In 1961, he married Anne Keates, who survives him. In addition to her and her son Daniel, also a pathologist, Dr. Spitz is survived by another son, Dr. Jonathan Spitz, a surgeon; daughter, Rhona Dempsey, a lawyer; and 10 grandchildren. He lives in Grosse Pointe Shores, Michigan.

In 1973, Dr. Spitz and collaborator, Russell Fisher, published “Forensic Death Investigation: A Guide to the Application of Pathology to Criminal Investigation,” which identified Dr. Spitz as the founder Modern forensic pathology. Later editions had a new co-author, his son Daniel, who as a boy took his father’s book to the basement to pored over its graphic photographs.

Dr. Spitz’s national reputation has long ensured that he is in demand as an expert witness in some of the country’s most high-profile murder cases.

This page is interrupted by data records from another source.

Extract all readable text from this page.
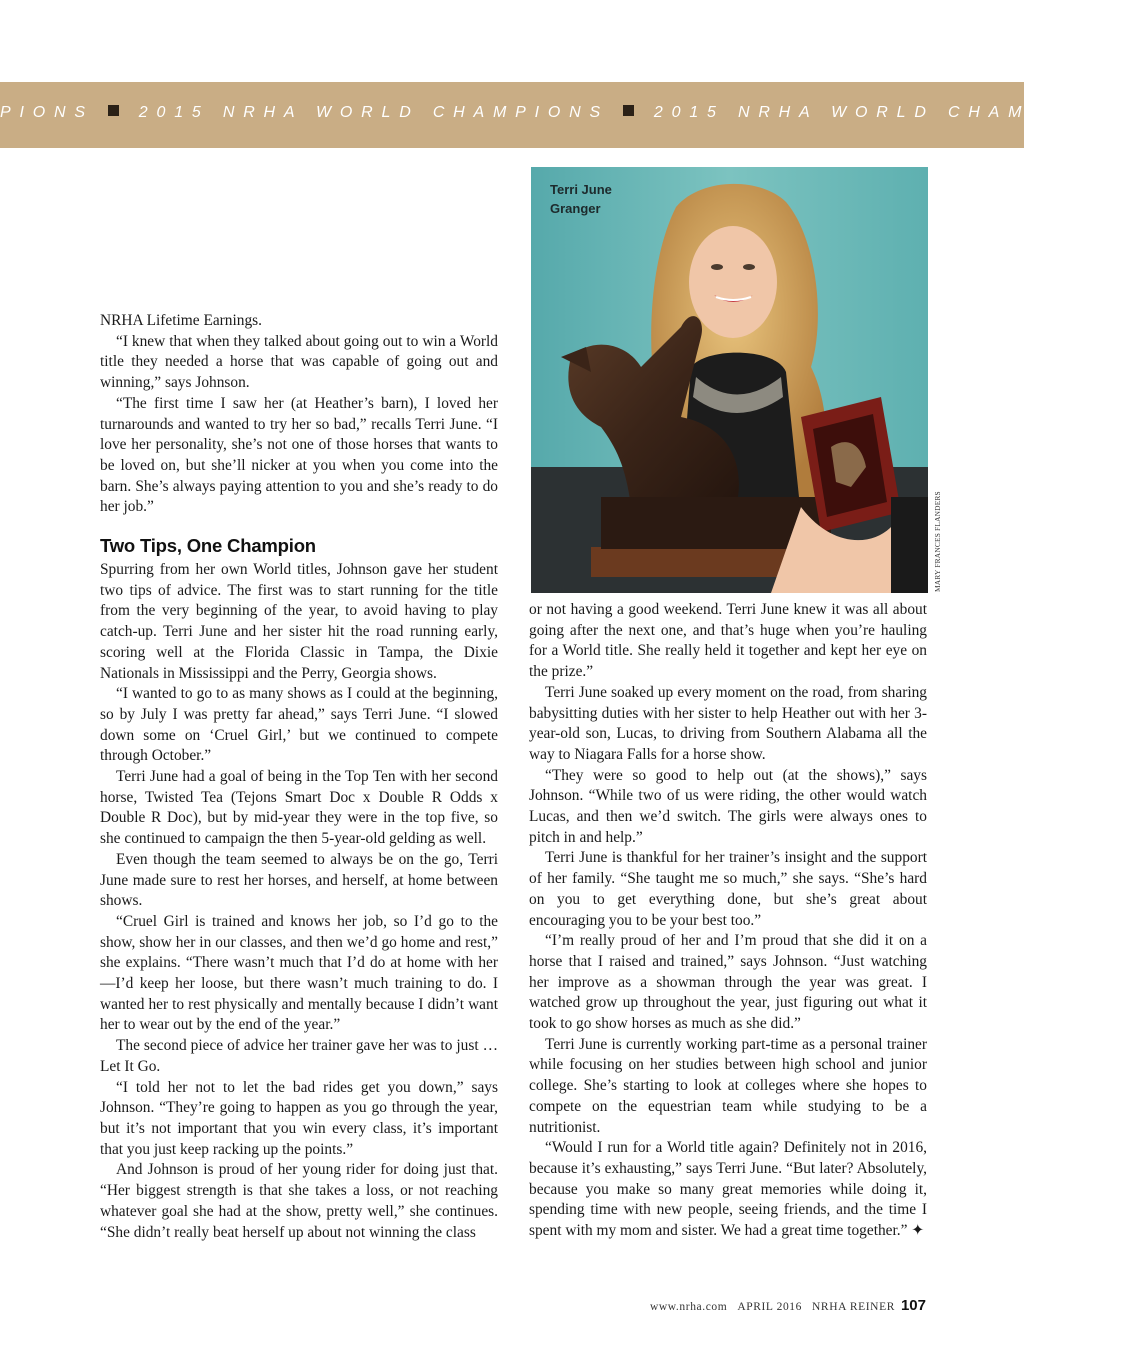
PIONS	2015 NRHA WORLD CHAMPIONS	2015 NRHA WORLD CHAMPIONS
Terri June
Granger
MARY FRANCES FLANDERS

NRHA Lifetime Earnings.

“I knew that when they talked about going out to win a World title they needed a horse that was capable of going out and winning,” says Johnson.

“The first time I saw her (at Heather’s barn), I loved her turnarounds and wanted to try her so bad,” recalls Terri June. “I love her personality, she’s not one of those horses that wants to be loved on, but she’ll nicker at you when you come into the barn. She’s always paying attention to you and she’s ready to do her job.”

Two Tips, One Champion

Spurring from her own World titles, Johnson gave her student two tips of advice. The first was to start running for the title from the very beginning of the year, to avoid having to play catch-up. Terri June and her sister hit the road running early, scoring well at the Florida Classic in Tampa, the Dixie Nationals in Mississippi and the Perry, Georgia shows.

“I wanted to go to as many shows as I could at the beginning, so by July I was pretty far ahead,” says Terri June. “I slowed down some on ‘Cruel Girl,’ but we continued to compete through October.”

Terri June had a goal of being in the Top Ten with her second horse, Twisted Tea (Tejons Smart Doc x Double R Odds x Double R Doc), but by mid-year they were in the top five, so she continued to campaign the then 5-year-old gelding as well.

Even though the team seemed to always be on the go, Terri June made sure to rest her horses, and herself, at home between shows.

“Cruel Girl is trained and knows her job, so I’d go to the show, show her in our classes, and then we’d go home and rest,” she explains. “There wasn’t much that I’d do at home with her—I’d keep her loose, but there wasn’t much training to do. I wanted her to rest physically and mentally because I didn’t want her to wear out by the end of the year.”

The second piece of advice her trainer gave her was to just … Let It Go.

“I told her not to let the bad rides get you down,” says Johnson. “They’re going to happen as you go through the year, but it’s not important that you win every class, it’s important that you just keep racking up the points.”

And Johnson is proud of her young rider for doing just that. “Her biggest strength is that she takes a loss, or not reaching whatever goal she had at the show, pretty well,” she continues. “She didn’t really beat herself up about not winning the class

or not having a good weekend. Terri June knew it was all about going after the next one, and that’s huge when you’re hauling for a World title. She really held it together and kept her eye on the prize.”

Terri June soaked up every moment on the road, from sharing babysitting duties with her sister to help Heather out with her 3-year-old son, Lucas, to driving from Southern Alabama all the way to Niagara Falls for a horse show.

“They were so good to help out (at the shows),” says Johnson. “While two of us were riding, the other would watch Lucas, and then we’d switch. The girls were always ones to pitch in and help.”

Terri June is thankful for her trainer’s insight and the support of her family. “She taught me so much,” she says. “She’s hard on you to get everything done, but she’s great about encouraging you to be your best too.”

“I’m really proud of her and I’m proud that she did it on a horse that I raised and trained,” says Johnson. “Just watching her improve as a showman through the year was great. I watched grow up throughout the year, just figuring out what it took to go show horses as much as she did.”

Terri June is currently working part-time as a personal trainer while focusing on her studies between high school and junior college. She’s starting to look at colleges where she hopes to compete on the equestrian team while studying to be a nutritionist.

“Would I run for a World title again? Definitely not in 2016, because it’s exhausting,” says Terri June. “But later? Absolutely, because you make so many great memories while doing it, spending time with new people, seeing friends, and the time I spent with my mom and sister. We had a great time together.” ✦

www.nrha.com APRIL 2016 NRHA REINER 107
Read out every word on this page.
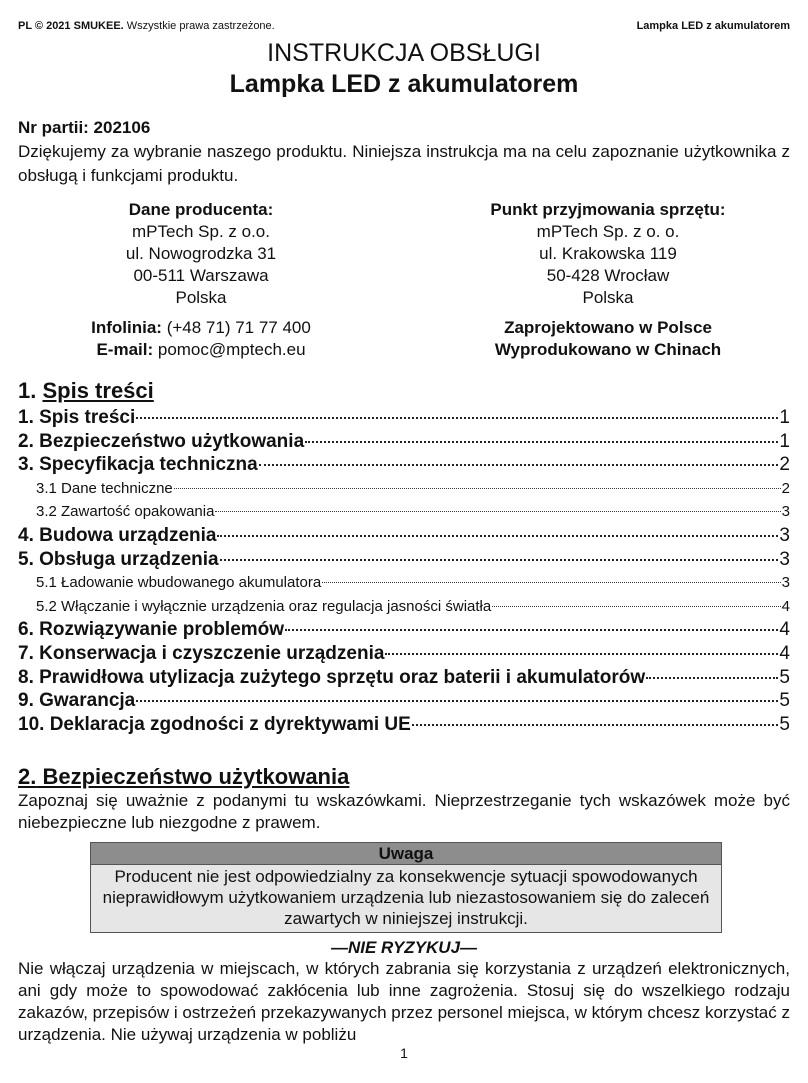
PL © 2021 SMUKEE. Wszystkie prawa zastrzeżone.	Lampka LED z akumulatorem
INSTRUKCJA OBSŁUGI
Lampka LED z akumulatorem
Nr partii: 202106
Dziękujemy za wybranie naszego produktu. Niniejsza instrukcja ma na celu zapoznanie użytkownika z obsługą i funkcjami produktu.
Dane producenta:
mPTech Sp. z o.o.
ul. Nowogrodzka 31
00-511 Warszawa
Polska
Punkt przyjmowania sprzętu:
mPTech Sp. z o. o.
ul. Krakowska 119
50-428 Wrocław
Polska
Infolinia: (+48 71) 71 77 400
E-mail: pomoc@mptech.eu
Zaprojektowano w Polsce
Wyprodukowano w Chinach
1. Spis treści
1. Spis treści	1
2. Bezpieczeństwo użytkowania	1
3. Specyfikacja techniczna	2
3.1 Dane techniczne	2
3.2 Zawartość opakowania	3
4. Budowa urządzenia	3
5. Obsługa urządzenia	3
5.1 Ładowanie wbudowanego akumulatora	3
5.2 Włączanie i wyłącznie urządzenia oraz regulacja jasności światła	4
6. Rozwiązywanie problemów	4
7. Konserwacja i czyszczenie urządzenia	4
8. Prawidłowa utylizacja zużytego sprzętu oraz baterii i akumulatorów	5
9. Gwarancja	5
10. Deklaracja zgodności z dyrektywami UE	5
2. Bezpieczeństwo użytkowania
Zapoznaj się uważnie z podanymi tu wskazówkami. Nieprzestrzeganie tych wskazówek może być niebezpieczne lub niezgodne z prawem.
Uwaga
Producent nie jest odpowiedzialny za konsekwencje sytuacji spowodowanych nieprawidłowym użytkowaniem urządzenia lub niezastosowaniem się do zaleceń zawartych w niniejszej instrukcji.
—NIE RYZYKUJ—
Nie włączaj urządzenia w miejscach, w których zabrania się korzystania z urządzeń elektronicznych, ani gdy może to spowodować zakłócenia lub inne zagrożenia. Stosuj się do wszelkiego rodzaju zakazów, przepisów i ostrzeżeń przekazywanych przez personel miejsca, w którym chcesz korzystać z urządzenia. Nie używaj urządzenia w pobliżu
1
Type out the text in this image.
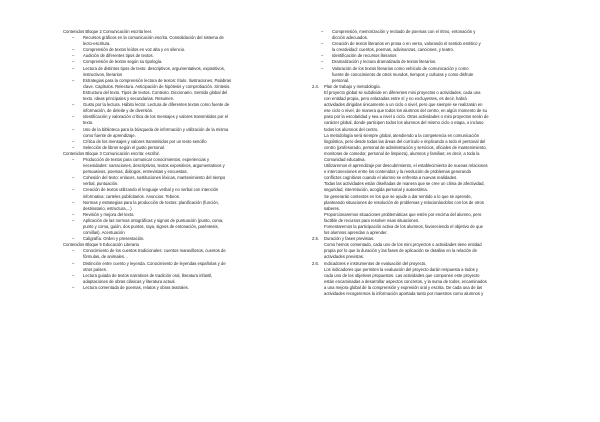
Contenidos Bloque 2 Comunicación escrita leer.
– Recursos gráficos en la comunicación escrita. Consolidación del sistema de
lecto-escritura.
– Comprensión de textos leídos en voz alta y en silencio.
– Audición de diferentes tipos de textos.
– Comprensión de textos según su tipología.
– Lectura de distintos tipos de texto: descriptivos, argumentativos, expositivos,
instructivos, literarios
– Estrategias para la comprensión lectora de textos: título. Ilustraciones. Palabras
clave. Capítulos. Relectura. Anticipación de hipótesis y comprobación. Síntesis.
Estructura del texto. Tipos de textos. Contexto. Diccionario. Sentido global del
texto. Ideas principales y secundarias. Resumen.
– Gusto por la lectura. Hábito lector. Lectura de diferentes textos como fuente de
información, de deleite y de diversión.
– Identificación y valoración crítica de los mensajes y valores transmitidos por el
texto.
– Uso de la biblioteca para la búsqueda de información y utilización de la misma
como fuente de aprendizaje.
– Crítica de los mensajes y valores transmitidos por un texto sencillo
– Selección de libros según el gusto personal.
Contenidos Bloque 3 Comunicación escrita: escribir.
– Producción de textos para comunicar conocimientos, experiencias y
necesidades: narraciones, descriptivos, textos expositivos, argumentativos y
persuasivos, poemas, diálogos, entrevistas y encuestas.
– Cohesión del texto: enlaces, sustituciones léxicas, mantenimiento del tiempo
verbal, puntuación.
– Creación de textos utilizando el lenguaje verbal y no verbal con intención
informativa: carteles publicitarios. Anuncios. Tebeos.
– Normas y estrategias para la producción de textos: planificación (función,
destinatario, estructura,...)
– Revisión y mejora del texto.
– Aplicación de las normas ortográficas y signos de puntuación (punto, coma,
punto y coma, guión, dos puntos, raya, signos de entonación, paréntesis,
comillas). Acentuación
– Caligrafía. Orden y presentación.
Contenidos Bloque 5 Educación Literaria
– Conocimiento de los cuentos tradicionales: cuentos maravillosos, cuentos de
fórmulas, de animales…
– Distinción entre cuento y leyenda. Conocimiento de leyendas españolas y de
otros países.
– Lectura guiada de textos narrativos de tradición oral, literatura infantil,
adaptaciones de obras clásicas y literatura actual.
– Lectura comentada de poemas, relatos y obras teatrales.
– Comprensión, memorización y recitado de poemas con el ritmo, entonación y
dicción adecuados.
– Creación de textos literarios en prosa o en verso, valorando el sentido estético y
la creatividad: cuentos, poemas, adivinanzas, canciones, y teatro.
– Identificación de recursos literarios
– Dramatización y lectura dramatizada de textos literarios.
– Valoración de los textos literarios como vehículo de comunicación y como
fuente de conocimiento de otros mundos, tiempos y culturas y como disfrute
personal.
2.4. Plan de trabajo y metodología.
El proyecto global se subdivide en diferentes mini proyectos o actividades, cada una
con entidad propia, pero enlazadas entre sí y no excluyentes, es decir, habrá
actividades dirigidas únicamente a un ciclo o nivel, pero que siempre se realizarán en
ese ciclo o nivel, de manera que todos los alumnos del centro, en algún momento de su
paso por la escolaridad y sea a nivel o ciclo. Otras actividades o mini proyectos serán de
carácter global, donde participen todos los alumnos del mismo ciclo o etapa, o incluso
todos los alumnos del centro.
La metodología será siempre global, atendiendo a la competencia en comunicación
lingüística, pero desde todas las áreas del currículo e implicando a todo el personal del
centro (profesorado, personal de administración y servicios, oficiales de mantenimiento,
monitoras de comedor, personal de limpieza), alumnos y familias; es decir, a toda la
Comunidad educativa.
Utilizaremos el aprendizaje por descubrimiento, el establecimiento de nuevas relaciones
e interconexiones entre los contenidos y la resolución de problemas generando
conflictos cognitivos cuando el alumno se enfrenta a nuevas realidades.
Todas las actividades están diseñadas de manera que se cree un clima de afectividad,
seguridad, interrelación, acogida personal y autoestima.
Se generarán contextos en los que se ayude a dar sentido a lo que se aprende,
planteando situaciones de resolución de problemas y relacionándolos con los de otros
saberes.
Proporcionaremos situaciones problemáticas que estén por encima del alumno, pero
factible de recursos para resolver esas situaciones.
Fomentaremos la participación activa de los alumnos, favoreciendo el objetivo de que
los alumnos aprendan a aprender.
2.5. Duración y fases previstas.
Como hemos comentado, cada uno de los mini proyectos o actividades tiene entidad
propia por lo que la duración y las fases de aplicación se detallan en la relación de
actividades previstas.
2.6. Indicadores e instrumentos de evaluación del proyecto.
Los indicadores que permiten la evaluación del proyecto darán respuesta a todos y
cada uno de los objetivos propuestos. Las actividades que componen este proyecto
están encaminadas a desarrollar aspectos concretos, y la suma de todos, encaminados
a una mejora global de la comprensión y expresión oral y escrita. De cada una de las
actividades recogeremos la información aportada tanto por maestros como alumnos y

Afterward OJ Simpson Acquitted in criminal court of the murders of his ex-wife Nicole Brown Simpson and her friend Ronald Goldman, Dr. Spitz testified in a civil case that small cuts on Mr. Simpson’s left hand were caused by Mrs. Simpson’s fingernails were caused as she fought for her life. . The jury found Mr. Simpson responsible for wrongful death.

In the trial of a Florida woman, Casey Anthony, who was accused of murdering her toddler daughter, Caylee, in 2008, Dr. Spitz was a defense witness, arguing that the girl had drowning. Dr. Spitz undermined a key part of the state’s murder charge by testifying that the duct tape, which prosecutors said was used to suffocate Caylee, was applied after she was already dead. He asserted that if she were alive there would be traces of skin on the sticky side of the tape. Mrs. Anthony was acquitted.

And in a famous 1986 New York City murder case, Dr. Spitz was a key prosecution witness against Robert E. Chambers Jr., whom the tabloids called “the young killer.” years old” Jennifer Levin, 18 years old, has a half-clothed body. found in Central Park. Mr. Chambers told police that he accidentally killed Ms. Levin during consensual sex and went too far.

But Dr. Spitz witness that Mr. Chambers had strangled Miss Levin by twisting her shirt into a noose. The defense attorney, in a cross-examination that turned into a shouting match, accused Dr. Spitz of switching sides, saying he had first told him another theory of death.

After nine days of deliberation in which the jury was unable to reach a verdict, Mr. Chambers pleaded guilty to a lesser charge.

At age 95, two years before his death, Dr. Spitz told Time that he did not shrink from examining human remains, but said that the truth about some deaths has a haunting power.

“It’s really not difficult for me to do it because I’ve done a lot of these cases,” he said. “But then I went home and went to bed and dreamed about it, and it was horrible.”